To argue against the San Francisco ordinance, the Save the Plastic Bag Coalition used the Manhattan Beach opinion, despite losing in that case, by arguing that the court’s holding was meant to require CEQA reviews for bans on plastic bags in any city larger than Manhattan Beach.

Haerle disagreed, saying:

“The Coalition . . . bases its argument on an isolated phrase that appears in the Manhattan Beach opinion. According to the Coalition, when the Manhattan Beach court used the term ‘comprehensive environmental review’ in its written decision, it made a ruling that ‘a comprehensive environmental review’ would be required before a plastic bag ban could be adopted by any city larger than Manhattan Beach. . . . [C]ontrary to the Coalition’s theory on appeal, the term ‘comprehensive environmental review’ was not any part of the holding of Manhattan Beach. Indeed, in our opinion, the Coalition’s strained interpretation of this quoted sentence stretches the bounds of reasonable advocacy.”

Regulatory Actions

The coalition also argued that San Francisco should be disallowed from relying on categorical exemptions to the CEQA guidelines because such exemptions only apply to regulatory actions and not legislative actions like the bag ban.

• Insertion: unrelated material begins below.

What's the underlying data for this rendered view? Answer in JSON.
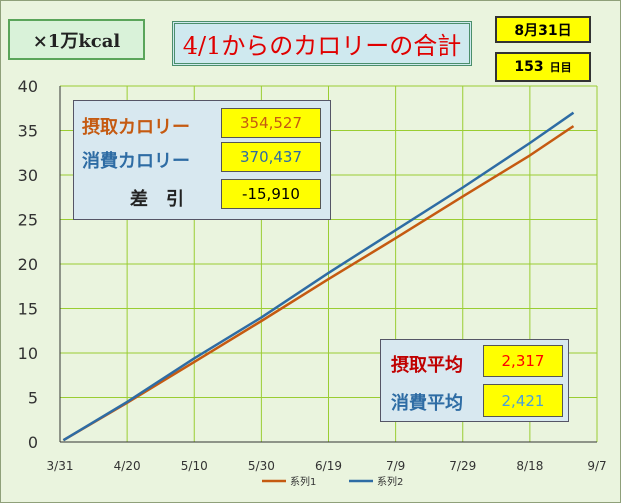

Haerle found this argument to be an unsupported assumption, agreeing with the lower court, which said “when an ordinance, like San Francisco’s Checkout Bag Ordinance, is enacted pursuant to the municipality’s police powers to promote the general welfare, the municipality is acting in its regulator capacity, within the meaning of CEQA . . . [e]xemptions.”

The case is Save the Plastic Bag Coalition v. City and Co, of SF, 13 S.O.S. 35.